Similarly, you can have your hosting support check your server logs for issues, you can run your own speed tests (my favorites here and here), you can set up Google Search Console and poke around for errors and issues, you can download Screaming Frog for free and run a check on up to 500 URLs of your site, then browse the URLs crawled to see if anything doesn’t look like a page you intentionally created.
Implement an SEO testing framework
Methodically try things on sections of your site, and if they outperform control sections of your site, keep them, otherwise revert.
This requires a lean, disciplined, and flexible approach to thinking about your website as a living and breathing thing, as opposed to a static one time commitment to a web development project plus a way to add content.

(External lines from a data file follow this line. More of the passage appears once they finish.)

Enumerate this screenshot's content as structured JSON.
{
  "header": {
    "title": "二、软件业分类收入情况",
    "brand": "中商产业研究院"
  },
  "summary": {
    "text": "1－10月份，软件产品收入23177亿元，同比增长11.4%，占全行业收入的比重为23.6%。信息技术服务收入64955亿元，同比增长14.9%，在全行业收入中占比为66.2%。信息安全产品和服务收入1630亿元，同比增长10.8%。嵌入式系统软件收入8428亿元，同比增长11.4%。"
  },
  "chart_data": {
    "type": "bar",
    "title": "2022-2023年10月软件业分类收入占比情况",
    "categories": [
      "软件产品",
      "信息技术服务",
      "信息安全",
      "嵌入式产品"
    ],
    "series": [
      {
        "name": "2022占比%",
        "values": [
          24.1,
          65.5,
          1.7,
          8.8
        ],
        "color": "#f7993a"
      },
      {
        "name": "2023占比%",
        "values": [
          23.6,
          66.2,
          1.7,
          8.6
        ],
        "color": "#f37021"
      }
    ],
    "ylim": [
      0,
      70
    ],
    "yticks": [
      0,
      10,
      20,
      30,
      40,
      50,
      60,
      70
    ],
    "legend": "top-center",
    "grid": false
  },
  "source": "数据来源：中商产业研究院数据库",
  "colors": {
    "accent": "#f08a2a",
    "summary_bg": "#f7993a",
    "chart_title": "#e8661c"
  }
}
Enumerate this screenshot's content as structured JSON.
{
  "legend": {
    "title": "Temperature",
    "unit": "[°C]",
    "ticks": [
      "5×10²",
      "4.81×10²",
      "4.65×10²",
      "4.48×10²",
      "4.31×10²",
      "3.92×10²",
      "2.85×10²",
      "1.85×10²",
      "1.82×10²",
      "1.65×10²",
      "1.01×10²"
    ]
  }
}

Why discipline? Because it needs to be systematic and detail-oriented. You don’t want to double your traffic and cut your conversions in half – that’s not a win.
So you need:
- an understanding and way to measure what matters:
- at the very least – traffic, subscriptions, sales
- in a perfect world – canaries, that is, leading indicators like quality of engagement, user satisfaction, any audience signals that will show danger
- a testing framework:
- at the very least – a way to annotate changes and an alert to check analytics after a predetermined amount of time
- in a perfect world – you have enough traffic, pages, budget to justify SEO + CRO A/B testing
The moment you try to tactically test things without a framework in place, or without an expert SEO there to help you sidestep the landmines, is the moment you’ve already lost.
Too often, I’ll give advice to a client or friend, they’ll take it, and then when I follow up to see what impact it had, they don’t know. They never took the time to check.
The long term strategic best practice is to do the things that benefit multiple dimensions of your business.
In essence, do the things that Google loves that, even if Google disappeared tomorrow, would still be worthwhile.
If it generates momentum in an array of dimensions that all generate their own returns irrespective of Google, you’re good. This could be building an influential content library, key relationships, and referral traffic sources.
The overlap between the things that Google loves that also are beneficial enough to do without thinking about Google, are typically the hard things.
That in turn makes them hardest for others to replicate.